O exemplo argentino foi um caso emblemático que marcou a transição nos demais países da América Latina de um regime militar para um civil, exatamente por ser extremo. Apavorou segmentos da elite latino-americana da mesma forma que os escravos haitianos no fim do século 18, quando trucidaram seus senhores. De maneira diluída, entretanto, uma revisão está em curso em praticamente todos os países do continente. Exceção à Venezuela, Colômbia e México, sendo que em nenhum destes três existiu ditadura plena nos últimos cinquenta anos, há ou houve "comissões da verdade" em todos os demais países. Da Guatemala ao Uruguai, passando por Chile e Haiti.
É incorreto dizer que não existiu coisa equivalente no Brasil antes de Dilma Rousseff. Seria desmerecer o trabalho desenvolvido em 1985 pela Arquidiocese de São Paulo e o esforço de reparação feito em 1995 pelo então presidente Fernando Henrique Cardoso.
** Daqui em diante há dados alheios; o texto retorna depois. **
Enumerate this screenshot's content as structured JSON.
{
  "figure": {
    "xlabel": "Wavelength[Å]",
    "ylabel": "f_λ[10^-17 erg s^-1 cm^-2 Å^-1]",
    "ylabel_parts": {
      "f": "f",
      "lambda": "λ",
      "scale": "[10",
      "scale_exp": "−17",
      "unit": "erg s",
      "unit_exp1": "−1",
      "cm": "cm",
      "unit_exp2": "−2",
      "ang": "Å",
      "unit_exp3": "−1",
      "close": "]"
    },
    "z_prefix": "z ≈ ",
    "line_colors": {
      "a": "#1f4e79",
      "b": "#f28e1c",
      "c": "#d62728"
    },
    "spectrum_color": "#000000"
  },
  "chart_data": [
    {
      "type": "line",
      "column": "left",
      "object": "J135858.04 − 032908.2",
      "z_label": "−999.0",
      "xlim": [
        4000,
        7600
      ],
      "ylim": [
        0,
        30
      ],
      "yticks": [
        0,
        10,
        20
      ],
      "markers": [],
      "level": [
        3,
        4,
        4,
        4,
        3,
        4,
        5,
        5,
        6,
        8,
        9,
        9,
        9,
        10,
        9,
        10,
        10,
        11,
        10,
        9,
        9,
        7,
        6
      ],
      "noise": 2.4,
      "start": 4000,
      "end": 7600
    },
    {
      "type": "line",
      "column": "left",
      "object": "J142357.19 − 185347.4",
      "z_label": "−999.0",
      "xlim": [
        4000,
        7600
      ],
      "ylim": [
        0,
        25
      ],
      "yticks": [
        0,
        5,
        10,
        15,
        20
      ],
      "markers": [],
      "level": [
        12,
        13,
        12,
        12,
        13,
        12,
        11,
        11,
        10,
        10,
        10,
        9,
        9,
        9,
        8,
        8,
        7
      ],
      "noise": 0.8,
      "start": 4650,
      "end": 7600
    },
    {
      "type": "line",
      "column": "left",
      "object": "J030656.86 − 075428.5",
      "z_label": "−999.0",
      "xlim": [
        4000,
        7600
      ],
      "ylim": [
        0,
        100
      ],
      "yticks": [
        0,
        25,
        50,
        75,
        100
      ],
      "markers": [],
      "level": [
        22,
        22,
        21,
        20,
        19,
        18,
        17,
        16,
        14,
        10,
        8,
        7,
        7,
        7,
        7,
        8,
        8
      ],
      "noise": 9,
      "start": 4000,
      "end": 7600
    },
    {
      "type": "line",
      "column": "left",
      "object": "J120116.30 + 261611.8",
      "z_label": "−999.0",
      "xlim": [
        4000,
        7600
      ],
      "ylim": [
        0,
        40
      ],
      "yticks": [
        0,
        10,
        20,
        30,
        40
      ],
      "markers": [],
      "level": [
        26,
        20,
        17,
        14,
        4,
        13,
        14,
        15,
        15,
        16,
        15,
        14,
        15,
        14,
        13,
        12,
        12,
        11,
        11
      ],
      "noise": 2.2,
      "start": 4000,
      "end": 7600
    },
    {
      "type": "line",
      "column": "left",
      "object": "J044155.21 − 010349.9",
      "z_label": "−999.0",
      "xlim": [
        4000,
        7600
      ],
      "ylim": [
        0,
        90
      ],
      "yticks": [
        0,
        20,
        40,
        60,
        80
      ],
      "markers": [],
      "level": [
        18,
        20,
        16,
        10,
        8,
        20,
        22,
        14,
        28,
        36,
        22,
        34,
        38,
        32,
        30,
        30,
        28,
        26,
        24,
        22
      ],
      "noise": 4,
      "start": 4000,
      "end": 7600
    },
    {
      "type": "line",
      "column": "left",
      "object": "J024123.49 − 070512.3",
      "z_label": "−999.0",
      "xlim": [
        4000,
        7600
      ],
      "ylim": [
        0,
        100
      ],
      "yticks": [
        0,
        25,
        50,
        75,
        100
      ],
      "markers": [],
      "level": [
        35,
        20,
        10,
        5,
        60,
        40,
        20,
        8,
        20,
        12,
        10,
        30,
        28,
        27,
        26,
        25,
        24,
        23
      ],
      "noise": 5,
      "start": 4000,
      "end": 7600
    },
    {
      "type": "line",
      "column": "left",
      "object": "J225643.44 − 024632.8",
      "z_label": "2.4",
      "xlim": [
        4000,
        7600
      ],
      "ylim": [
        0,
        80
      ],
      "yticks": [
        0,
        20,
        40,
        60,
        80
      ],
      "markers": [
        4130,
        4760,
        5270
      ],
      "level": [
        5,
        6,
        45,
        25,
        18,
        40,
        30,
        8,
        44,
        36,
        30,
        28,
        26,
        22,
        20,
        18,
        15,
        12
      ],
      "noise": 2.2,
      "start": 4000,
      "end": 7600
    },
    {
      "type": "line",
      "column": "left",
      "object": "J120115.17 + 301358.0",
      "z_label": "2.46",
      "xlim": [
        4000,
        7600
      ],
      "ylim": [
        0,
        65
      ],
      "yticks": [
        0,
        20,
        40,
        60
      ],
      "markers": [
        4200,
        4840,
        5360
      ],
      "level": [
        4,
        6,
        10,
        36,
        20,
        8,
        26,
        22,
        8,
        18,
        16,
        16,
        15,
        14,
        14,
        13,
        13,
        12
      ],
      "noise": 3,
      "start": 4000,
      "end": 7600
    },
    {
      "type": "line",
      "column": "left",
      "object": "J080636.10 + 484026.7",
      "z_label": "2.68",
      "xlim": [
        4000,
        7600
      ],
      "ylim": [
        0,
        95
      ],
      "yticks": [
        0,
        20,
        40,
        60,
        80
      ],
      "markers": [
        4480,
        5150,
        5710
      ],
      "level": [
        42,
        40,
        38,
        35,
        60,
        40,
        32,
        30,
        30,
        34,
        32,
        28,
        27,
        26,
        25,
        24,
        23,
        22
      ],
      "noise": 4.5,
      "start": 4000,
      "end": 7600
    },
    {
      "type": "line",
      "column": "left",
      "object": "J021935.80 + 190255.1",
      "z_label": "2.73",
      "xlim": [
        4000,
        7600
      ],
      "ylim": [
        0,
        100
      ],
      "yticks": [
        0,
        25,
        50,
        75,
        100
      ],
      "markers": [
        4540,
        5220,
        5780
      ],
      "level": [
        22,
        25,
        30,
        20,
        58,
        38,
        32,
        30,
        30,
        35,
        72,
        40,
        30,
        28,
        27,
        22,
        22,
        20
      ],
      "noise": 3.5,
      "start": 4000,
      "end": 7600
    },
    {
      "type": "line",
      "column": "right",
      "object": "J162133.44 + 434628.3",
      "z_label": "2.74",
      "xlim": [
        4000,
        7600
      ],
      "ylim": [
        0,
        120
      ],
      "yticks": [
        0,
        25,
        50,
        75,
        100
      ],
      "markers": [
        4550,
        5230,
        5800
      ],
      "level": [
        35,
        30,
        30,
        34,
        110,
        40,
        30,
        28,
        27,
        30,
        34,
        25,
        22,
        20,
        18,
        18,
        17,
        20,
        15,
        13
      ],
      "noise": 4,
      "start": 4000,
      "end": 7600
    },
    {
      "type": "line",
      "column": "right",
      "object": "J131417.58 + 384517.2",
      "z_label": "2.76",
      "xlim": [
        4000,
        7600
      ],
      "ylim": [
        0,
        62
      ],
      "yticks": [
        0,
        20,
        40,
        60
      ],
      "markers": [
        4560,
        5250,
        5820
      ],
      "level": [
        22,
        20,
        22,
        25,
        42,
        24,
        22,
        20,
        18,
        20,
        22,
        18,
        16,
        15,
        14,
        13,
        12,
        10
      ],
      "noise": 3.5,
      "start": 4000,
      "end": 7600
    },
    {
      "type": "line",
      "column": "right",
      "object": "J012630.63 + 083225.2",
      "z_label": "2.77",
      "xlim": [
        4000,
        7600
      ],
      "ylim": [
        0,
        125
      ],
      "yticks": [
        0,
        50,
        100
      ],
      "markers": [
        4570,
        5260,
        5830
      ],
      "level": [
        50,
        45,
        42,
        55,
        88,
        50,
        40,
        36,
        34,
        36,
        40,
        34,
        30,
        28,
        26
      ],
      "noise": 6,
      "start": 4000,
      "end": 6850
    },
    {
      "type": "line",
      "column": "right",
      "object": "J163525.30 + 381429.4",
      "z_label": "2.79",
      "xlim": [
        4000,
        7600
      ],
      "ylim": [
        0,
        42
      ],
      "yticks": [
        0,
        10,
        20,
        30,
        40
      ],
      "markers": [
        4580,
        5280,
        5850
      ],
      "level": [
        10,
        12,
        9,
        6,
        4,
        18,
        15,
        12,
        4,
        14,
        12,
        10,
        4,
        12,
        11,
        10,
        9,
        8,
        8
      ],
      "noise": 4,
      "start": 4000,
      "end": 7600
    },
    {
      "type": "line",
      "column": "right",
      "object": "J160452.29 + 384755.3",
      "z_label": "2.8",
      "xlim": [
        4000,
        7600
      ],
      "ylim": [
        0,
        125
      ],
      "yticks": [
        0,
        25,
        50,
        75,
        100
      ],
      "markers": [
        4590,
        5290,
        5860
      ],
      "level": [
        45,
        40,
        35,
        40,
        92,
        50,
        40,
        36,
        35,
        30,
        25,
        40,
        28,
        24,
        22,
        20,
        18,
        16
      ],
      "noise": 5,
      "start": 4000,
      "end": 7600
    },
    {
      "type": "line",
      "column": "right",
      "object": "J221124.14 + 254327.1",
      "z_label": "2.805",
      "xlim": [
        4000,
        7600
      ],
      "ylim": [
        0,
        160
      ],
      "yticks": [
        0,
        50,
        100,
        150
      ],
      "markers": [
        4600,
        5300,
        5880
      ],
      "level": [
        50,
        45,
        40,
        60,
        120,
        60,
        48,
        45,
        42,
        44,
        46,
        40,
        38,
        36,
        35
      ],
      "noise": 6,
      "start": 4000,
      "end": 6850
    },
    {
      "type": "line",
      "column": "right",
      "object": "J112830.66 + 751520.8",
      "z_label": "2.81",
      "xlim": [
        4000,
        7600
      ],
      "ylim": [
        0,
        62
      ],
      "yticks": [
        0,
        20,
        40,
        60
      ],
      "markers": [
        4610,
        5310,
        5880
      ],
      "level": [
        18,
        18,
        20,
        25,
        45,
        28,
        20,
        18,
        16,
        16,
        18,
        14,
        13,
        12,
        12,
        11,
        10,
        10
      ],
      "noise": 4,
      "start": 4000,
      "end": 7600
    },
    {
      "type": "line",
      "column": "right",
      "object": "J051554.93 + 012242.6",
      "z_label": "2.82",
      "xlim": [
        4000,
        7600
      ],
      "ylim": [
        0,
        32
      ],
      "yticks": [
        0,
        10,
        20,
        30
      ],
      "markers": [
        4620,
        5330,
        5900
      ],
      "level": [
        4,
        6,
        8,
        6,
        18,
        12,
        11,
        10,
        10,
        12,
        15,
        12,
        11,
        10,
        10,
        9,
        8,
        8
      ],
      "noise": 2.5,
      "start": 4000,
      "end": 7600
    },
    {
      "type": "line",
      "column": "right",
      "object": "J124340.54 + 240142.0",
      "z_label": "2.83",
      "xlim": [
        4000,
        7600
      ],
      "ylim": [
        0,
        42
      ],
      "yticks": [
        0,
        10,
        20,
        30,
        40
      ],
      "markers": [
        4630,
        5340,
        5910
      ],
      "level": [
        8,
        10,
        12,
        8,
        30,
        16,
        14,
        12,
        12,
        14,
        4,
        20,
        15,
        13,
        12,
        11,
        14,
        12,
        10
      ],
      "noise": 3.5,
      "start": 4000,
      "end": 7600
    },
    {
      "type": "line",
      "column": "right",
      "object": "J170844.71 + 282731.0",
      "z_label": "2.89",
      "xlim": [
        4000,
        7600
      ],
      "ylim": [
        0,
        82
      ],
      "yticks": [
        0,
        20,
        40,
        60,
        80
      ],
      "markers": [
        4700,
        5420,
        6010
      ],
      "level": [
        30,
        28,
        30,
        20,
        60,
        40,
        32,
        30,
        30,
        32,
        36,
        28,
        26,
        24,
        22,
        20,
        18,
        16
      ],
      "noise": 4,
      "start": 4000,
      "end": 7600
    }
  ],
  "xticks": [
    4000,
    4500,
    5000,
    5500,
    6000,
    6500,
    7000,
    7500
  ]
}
Dilma não se tornou presidente pelo fato de ter integrado um movimento armado, sido torturada e passado anos em um presídio, mas não se pode dizer que chegou à Presidência apesar disso. Seu passado foi exibido em sua campanha política e só se tornou um foco de campanha negativa nos subterrâneos da internet. O contrário sim, seria um impeditivo: alguém que tenha sido colaborador do DOI-Codi, por exemplo, não tem muitas perspectivas de êxito eleitoral. De certo modo, a história brasileira já é contada pela ótica de quem foi derrotado no embate militar dos anos 70.
Ainda que a Lei de Anistia de 1979 não seja tocada - e certamente não será, depois do aval que recebeu do Supremo Tribunal Federal, no ano passado - a simples colocação do tema em pauta vai, de forma gradual, construindo uma nova versão sobre o processo do fim do regime militar brasileiro. Esmaece a visão positiva sobre o esforço de moderados do governo e da oposição de então na construção de um acordo em que os governantes abriram mão do futuro para que os oposicionistas colocassem uma pedra no passado. Tende a se sedimentar uma outra escrita dos fatos ocorridos nos anos 1970 e 1980, em que a conciliação entre extremos perde o protagonismo e em que se projeta a pergunta: houve acordo?
Se o critério criminal, e não político, fosse o norteador da questão, talvez existisse espaço para muitas comissões de investigação no país. As "comissões da verdade" podem existir em qualquer lugar onde houve graves violações de direitos humanos patrocinadas, com a conivência dos agentes do Estado ou simplesmente não esclarecidas pelo poder público.
Na lista de ONGs como a Anistia Internacional figuram até países como os Estados Unidos, onde uma comissão da verdade existiu para investigar crimes de base racista provocados pela Ku Klux Klan. No Peru, sem grande sucesso, houve comissões para esclarecer um massacre em presídios em 1986 e uma chacina de jornalistas em 1983. Um breve exame do saldo de condenações e esclarecimento dos assassinatos no campo brasileiro nas últimas décadas por si só traria uma resposta.